Last Updated on September 30, 2020 by rob
15 years after the expiration of South Korea’s Statute of Limitations, after which a criminal can no longer be legally charged with his crime, the handsomely boyish Lee Du-seok publishes his autobiography in which he confesses to the murder of 10 teenage girls in such detail his guilt appears unarguable. Watching with impotent rage is Detective Choi (Jeong Jae-yeong), the cop who once nearly caught the killer, plus assorted parents of the murdered children who together hatch an intricate plan to abduct Lee Du-seok from under the nose of his bodyguards and exact gruesome revenge.
In fact the above synopsis doesn’t even cover the first act and what subsequently transpires after Du-seok challenges Detective Choi to a live television debate features some gobsmacking plot twists that upend everything we’ve been led to believe. This South Korean genre smash has more twists than the proverbial twisty thing. And if that’s all this had going for it Confession of Murder would be easy to dismiss as just business as usual. You know, flashy and gimmicky but otherwise unremarkable. But the film infuses its revenge plot with a powerful emotional undercurrent, some truly jaw-dropping action scenes (especially a dazzlingly choreographed cat and mouse game between Lee Du-seok and his abductors on the bonnet of Detective Choi’s car as it barrels down a motorway at 70mph!) and such a playful sensibility with the material it’s hard to resist.
Each of the parents, led by Kim Young-ae’s scarily intense Mother, gets their moment to shine and Byeong-gil’s script is especially clever in the way it only slowly parcels out the links between Detective, vengeful parents and victims, deepening the web of connections between all the characters but only revealing the full picture right at the end.

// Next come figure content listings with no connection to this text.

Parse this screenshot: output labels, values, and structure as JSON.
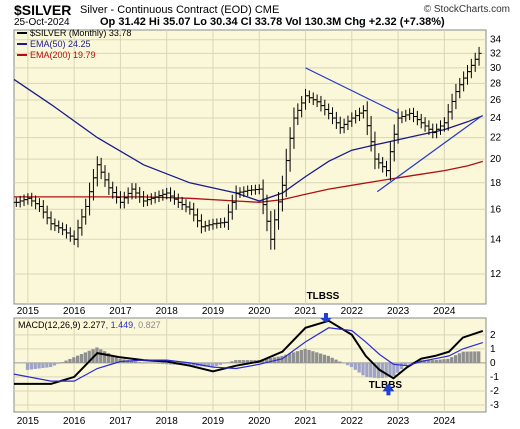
{
  "header": {
    "symbol": "$SILVER",
    "description": "Silver - Continuous Contract (EOD)",
    "exchange": "CME",
    "credit": "© StockCharts.com",
    "date": "25-Oct-2024",
    "quote": "Op 31.42  Hi 35.07  Lo 30.34  Cl 33.78  Vol 130.3M  Chg +2.32 (+7.38%)"
  },
  "chart_data": [
    {
      "type": "bar",
      "subtype": "ohlc",
      "title": "$SILVER (Monthly) 33.78",
      "x_axis_labels": [
        "2015",
        "2016",
        "2017",
        "2018",
        "2019",
        "2020",
        "2021",
        "2022",
        "2023",
        "2024"
      ],
      "x_range": [
        2014.7,
        2024.9
      ],
      "y_axis_labels": [
        "12",
        "14",
        "16",
        "18",
        "20",
        "22",
        "24",
        "26",
        "28",
        "30",
        "32",
        "34"
      ],
      "y_range": [
        10.5,
        35.5
      ],
      "y_scale": "log",
      "grid": true,
      "legend": [
        {
          "name": "$SILVER (Monthly) 33.78",
          "color": "#000000"
        },
        {
          "name": "EMA(50) 24.25",
          "color": "#1a1a8c"
        },
        {
          "name": "EMA(200) 19.79",
          "color": "#b01010"
        }
      ],
      "price_series": {
        "name": "$SILVER (Monthly) 33.78",
        "x": [
          2014.75,
          2015.0,
          2015.25,
          2015.5,
          2015.75,
          2016.0,
          2016.25,
          2016.5,
          2016.75,
          2017.0,
          2017.25,
          2017.5,
          2017.75,
          2018.0,
          2018.25,
          2018.5,
          2018.75,
          2019.0,
          2019.25,
          2019.5,
          2019.75,
          2020.0,
          2020.25,
          2020.5,
          2020.75,
          2021.0,
          2021.25,
          2021.5,
          2021.75,
          2022.0,
          2022.25,
          2022.5,
          2022.75,
          2023.0,
          2023.25,
          2023.5,
          2023.75,
          2024.0,
          2024.25,
          2024.5,
          2024.75,
          2024.83
        ],
        "values": [
          16.5,
          16.8,
          16.2,
          15.0,
          14.6,
          14.0,
          16.2,
          19.5,
          17.6,
          16.5,
          17.5,
          16.6,
          16.9,
          17.2,
          16.5,
          16.0,
          14.8,
          15.0,
          15.1,
          17.2,
          17.4,
          17.5,
          14.0,
          17.8,
          24.0,
          26.5,
          25.8,
          24.5,
          23.0,
          24.0,
          24.8,
          20.0,
          19.0,
          24.0,
          24.5,
          23.5,
          22.5,
          23.5,
          27.0,
          29.5,
          32.0,
          33.78
        ]
      },
      "series": [
        {
          "name": "EMA(50) 24.25",
          "x": [
            2014.7,
            2015.5,
            2016.5,
            2017.5,
            2018.5,
            2019.5,
            2020.0,
            2020.5,
            2021.0,
            2021.5,
            2022.0,
            2022.5,
            2023.0,
            2023.5,
            2024.0,
            2024.5,
            2024.83
          ],
          "values": [
            28.5,
            25.5,
            22.0,
            19.5,
            18.0,
            17.2,
            16.6,
            17.2,
            18.5,
            19.8,
            20.8,
            21.3,
            21.8,
            22.3,
            22.8,
            23.6,
            24.25
          ]
        },
        {
          "name": "EMA(200) 19.79",
          "x": [
            2014.7,
            2015.5,
            2016.5,
            2017.5,
            2018.5,
            2019.5,
            2020.0,
            2020.5,
            2021.0,
            2021.5,
            2022.0,
            2022.5,
            2023.0,
            2023.5,
            2024.0,
            2024.5,
            2024.83
          ],
          "values": [
            16.9,
            16.9,
            16.9,
            16.9,
            16.8,
            16.6,
            16.5,
            16.7,
            17.1,
            17.5,
            17.8,
            18.1,
            18.4,
            18.7,
            19.0,
            19.4,
            19.79
          ]
        }
      ],
      "trendlines": [
        {
          "x": [
            2021.0,
            2023.0
          ],
          "values": [
            30.0,
            24.5
          ]
        },
        {
          "x": [
            2022.55,
            2024.8
          ],
          "values": [
            17.3,
            24.2
          ]
        }
      ]
    },
    {
      "type": "line",
      "title": "MACD(12,26,9) 2.277, 1.449, 0.827",
      "title_values": [
        "MACD(12,26,9)",
        "2.277",
        "1.449",
        "0.827"
      ],
      "x_axis_labels": [
        "2015",
        "2016",
        "2017",
        "2018",
        "2019",
        "2020",
        "2021",
        "2022",
        "2023",
        "2024"
      ],
      "x_range": [
        2014.7,
        2024.9
      ],
      "y_axis_labels": [
        "-3",
        "-2",
        "-1",
        "0",
        "1",
        "2"
      ],
      "y_range": [
        -3.5,
        3.2
      ],
      "grid": true,
      "series": [
        {
          "name": "MACD",
          "x": [
            2014.7,
            2015.5,
            2016.0,
            2016.5,
            2017.0,
            2017.5,
            2018.0,
            2018.5,
            2019.0,
            2019.5,
            2020.0,
            2020.5,
            2021.0,
            2021.5,
            2022.0,
            2022.3,
            2022.6,
            2022.9,
            2023.2,
            2023.5,
            2023.8,
            2024.1,
            2024.4,
            2024.83
          ],
          "values": [
            -1.5,
            -1.5,
            -1.0,
            0.7,
            0.4,
            0.2,
            0.1,
            -0.2,
            -0.6,
            -0.2,
            0.1,
            0.8,
            2.5,
            3.0,
            2.0,
            0.5,
            -0.5,
            -1.1,
            -0.3,
            0.3,
            0.5,
            0.8,
            1.8,
            2.277
          ]
        },
        {
          "name": "Signal",
          "x": [
            2014.7,
            2015.5,
            2016.0,
            2016.5,
            2017.0,
            2017.5,
            2018.0,
            2018.5,
            2019.0,
            2019.5,
            2020.0,
            2020.5,
            2021.0,
            2021.5,
            2022.0,
            2022.3,
            2022.6,
            2022.9,
            2023.2,
            2023.5,
            2023.8,
            2024.1,
            2024.4,
            2024.83
          ],
          "values": [
            -0.8,
            -1.3,
            -1.3,
            -0.4,
            0.1,
            0.2,
            0.2,
            0.0,
            -0.3,
            -0.4,
            -0.1,
            0.3,
            1.5,
            2.5,
            2.3,
            1.5,
            0.6,
            -0.1,
            -0.2,
            0.1,
            0.3,
            0.5,
            1.0,
            1.449
          ]
        }
      ],
      "histogram": {
        "name": "Histogram",
        "x": [
          2015.0,
          2015.5,
          2016.0,
          2016.5,
          2017.0,
          2017.5,
          2018.0,
          2018.5,
          2019.0,
          2019.5,
          2020.0,
          2020.5,
          2021.0,
          2021.5,
          2022.0,
          2022.3,
          2022.6,
          2022.9,
          2023.2,
          2023.5,
          2023.8,
          2024.1,
          2024.4,
          2024.83
        ],
        "values": [
          -0.5,
          -0.3,
          0.4,
          1.1,
          0.3,
          0.0,
          -0.1,
          -0.2,
          -0.3,
          0.2,
          0.2,
          0.5,
          1.0,
          0.5,
          -0.3,
          -1.0,
          -1.1,
          -1.0,
          -0.1,
          0.2,
          0.2,
          0.3,
          0.8,
          0.827
        ]
      },
      "annotations": [
        {
          "text": "TLBSS",
          "x": 2021.55,
          "y": 3.0
        },
        {
          "text": "TLBBS",
          "x": 2022.9,
          "y": -1.1
        }
      ]
    }
  ]
}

It’s an indication of the strength of this hugely entertaining pic that key scenes carry even more power once one reflects back on them. For example, when the bereaved parents kidnap Lee Du-seok, Detective Choi quickly acts to rescue him from their clutches, a move that seems downright baffling given his hatred of a killer he not only failed to catch 15 years earlier, but who left him with an ugly knife scar down his face for his trouble.

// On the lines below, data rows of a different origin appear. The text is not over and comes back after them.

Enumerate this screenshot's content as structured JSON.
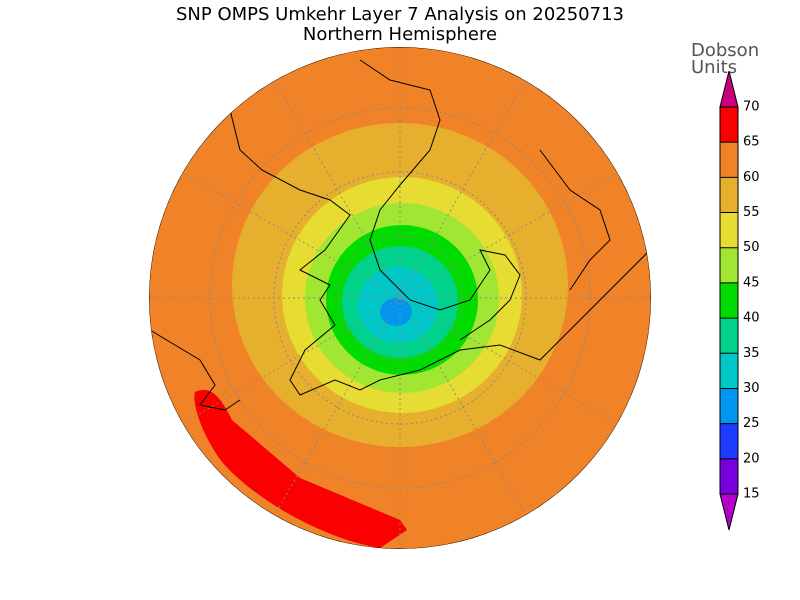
{
  "header": {
    "title": "SNP OMPS Umkehr Layer 7 Analysis on 20250713",
    "subtitle": "Northern Hemisphere"
  },
  "colorbar": {
    "unit_label": [
      "Dobson",
      "Units"
    ],
    "ticks": [
      15,
      20,
      25,
      30,
      35,
      40,
      45,
      50,
      55,
      60,
      65,
      70
    ],
    "colors": [
      "#b400c8",
      "#7800dc",
      "#1e3cff",
      "#0096f0",
      "#00c8c8",
      "#00d28c",
      "#00dc00",
      "#a0e632",
      "#e6dc32",
      "#e6af2d",
      "#f08228",
      "#fa0000",
      "#c8007a"
    ]
  }
}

You’d think Choi would want this scumbag dead just like they do. But by the time the full picture is revealed you realise just why Du-seok had to be rescued and it’s not at all what you might at first suppose. There’s no Grand Statement in Confession of Murder but the thrillingly visceral action sequences and insane plotting (the killer is one nasty, sneering piece of work with a personal connection to the tormented Detective Choi concealed until late in the game) are matched by a depth of emotion from the characters that pulls you in really deep. The final scene in which a certain character (no clues!) is released from prison to be warmly welcomed by what seems like virtually the entire cast embodies the power of this movie; it’s depiction of people shattered by evil yet finding in each other the strength to fight back and win through. Great stuff.